A court presented with an issue to which agency deference is due under the primary jurisdiction doctrine has the discretion either to stay the case or to dismiss it without prejudice. “Normally, if the court concludes that the dispute which forms the basis of the action is within the agency’s primary jurisdiction, the case should be dismissed without prejudice so that the parties may pursue their administrative remedies.” Syntek Semiconductor Co. v. Microchip Tech., Inc., 307 F.3d 775, 782 (9th Cir.2002) (amended); Astiana v. Plain Celestial Grp., Inc., 905 F.Supp.2d 1013, 1015 (N.D.Cal.2012) (if doctrine applies, court can either stay proceedings or dismiss the case without prejudice.) However, a court should retain jurisdiction where a dismissal without prejudice would work to the disadvantage of a party, most commonly because there is a risk the statute of limitation may run on the claims pending agency action. Davel Commc’ns, Inc. v. Qwest Corp., 460 F.3d 1075, 1091 (9th Cir.2006).
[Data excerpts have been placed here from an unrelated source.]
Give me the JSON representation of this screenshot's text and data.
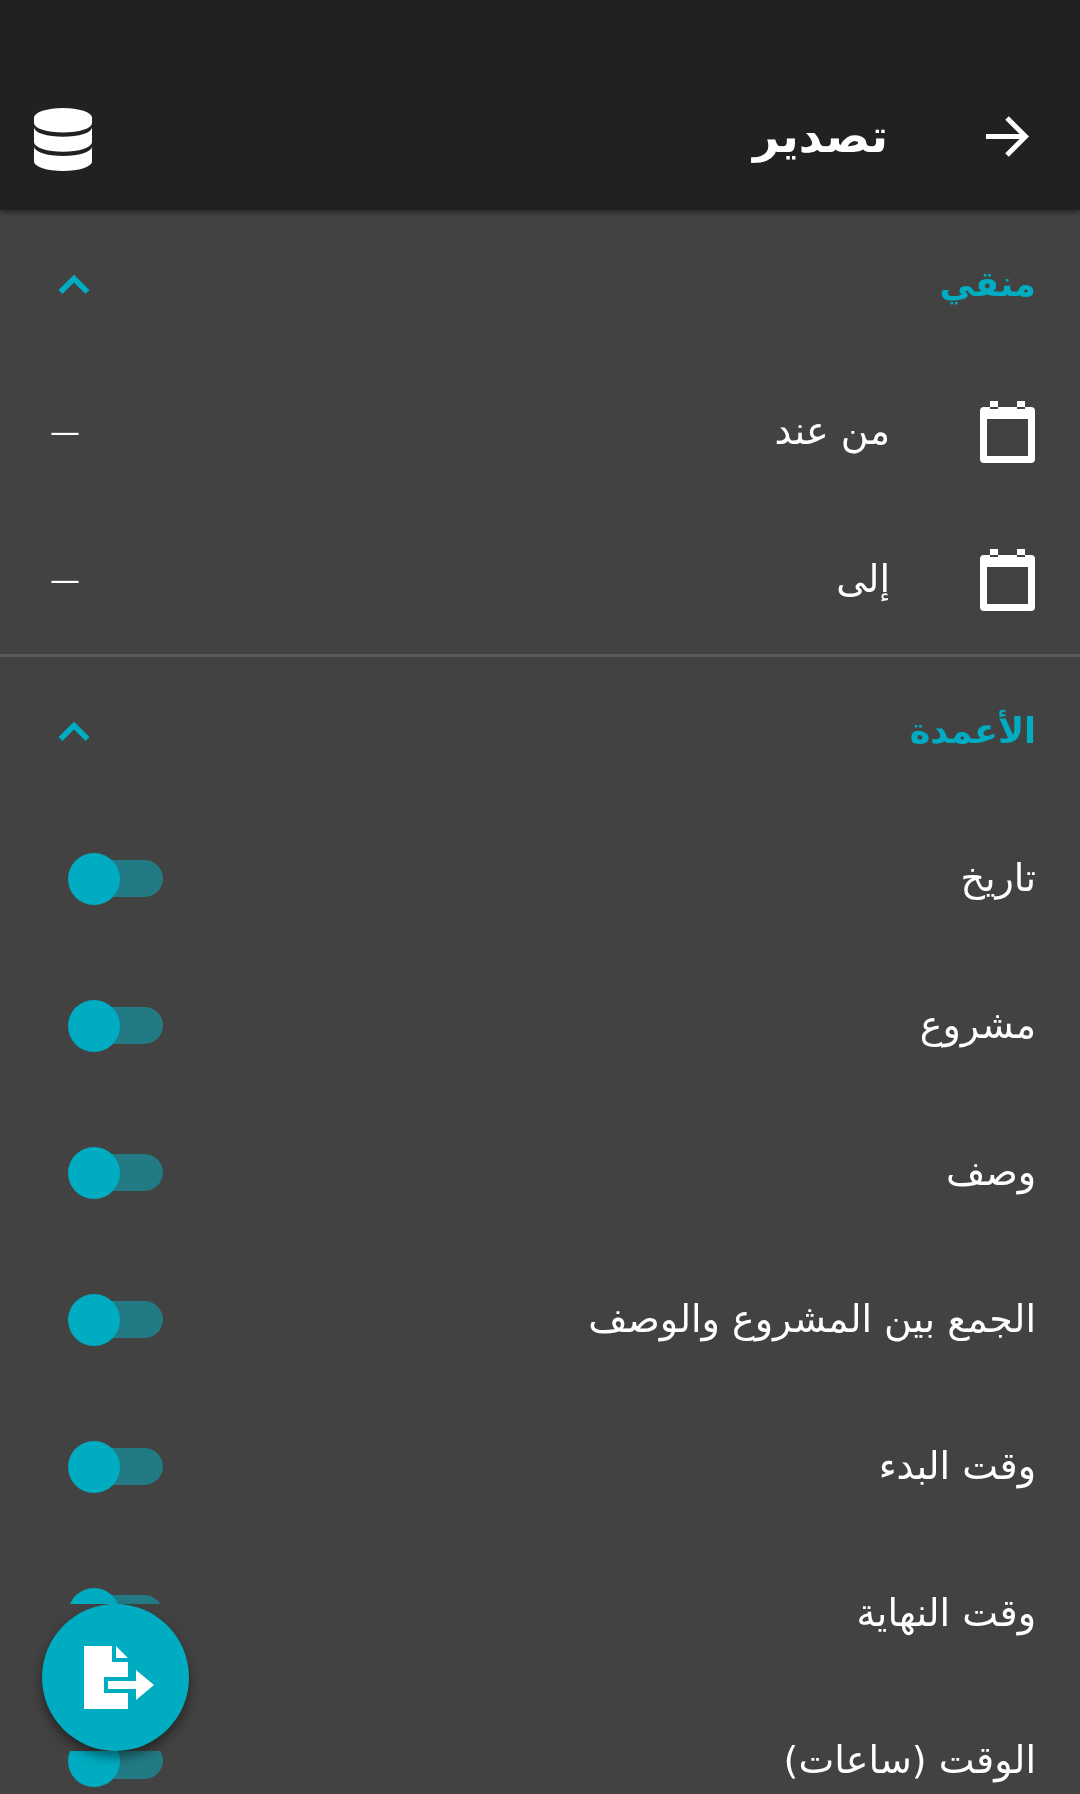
{
  "app_bar": {
    "title": "تصدير"
  },
  "sections": [
    {
      "title": "منقي",
      "kind": "dates",
      "expanded": true,
      "rows": [
        {
          "label": "من عند",
          "value": "—"
        },
        {
          "label": "إلى",
          "value": "—"
        }
      ]
    },
    {
      "title": "الأعمدة",
      "kind": "switches",
      "expanded": true,
      "rows": [
        {
          "label": "تاريخ",
          "checked": true
        },
        {
          "label": "مشروع",
          "checked": true
        },
        {
          "label": "وصف",
          "checked": true
        },
        {
          "label": "الجمع بين المشروع والوصف",
          "checked": true
        },
        {
          "label": "وقت البدء",
          "checked": true
        },
        {
          "label": "وقت النهاية",
          "checked": true
        },
        {
          "label": "الوقت (ساعات)",
          "checked": true
        }
      ]
    }
  ]
}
It is not necessary in this case for the court to maintain jurisdiction. Plaintiffs suggest that statute of limitations concerns might arise if the FDA fails to act in a timely fashion following the renewed comment period, or that difficult tolling *965questions might arise in any subsequent litigation. Numerous courts within this district, however, have dismissed similar claims without prejudice on primary jurisdiction grounds. See, e.g., Swearingen v. Santa Cruz Natural Inc., 2014 WL 1339775; Figy v. Amy’s Kitchen, Inc., 37 F.Supp.3d at 1114, 2014 WL 1379915; Hood v. Wholesoy & Co, Modesto Wholesoy Co. LLC, 12-CY-5550-YGR, 2013 WL 3553979 (N.D.Cal. July 12, 2013). Plaintiffs in this case seek primarily injunctive relief on behalf of a putative class for various products purchased throughout a four-year period preceding this litigation. Should some amount of time elapse before the FDA issues final guidance on this issue, no particular disadvantage inures to the plaintiffs.
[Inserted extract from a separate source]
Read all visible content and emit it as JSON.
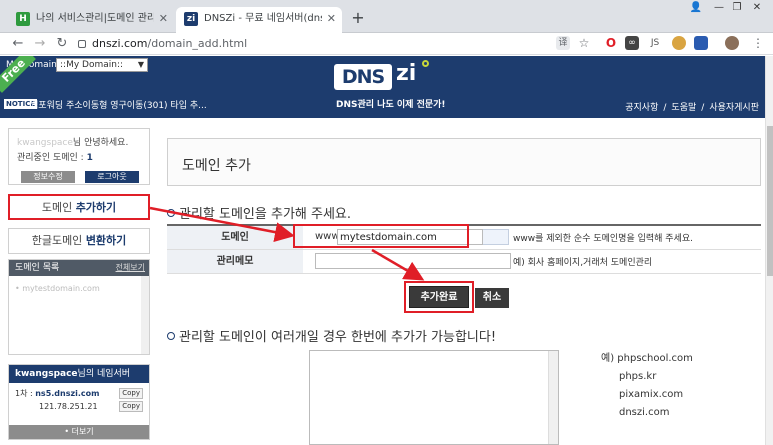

In light of the FDA’s recent decision (announced subsequent to this court’s pri- or order) to engage in active consideration of the issue presented by plaintiffs’ claim, it is appropriate to grant defendant’s motion for reconsideration. The case is therefore dismissed, without prejudice, pursuant to the doctrine of primary jurisdiction.
IT IS SO ORDERED.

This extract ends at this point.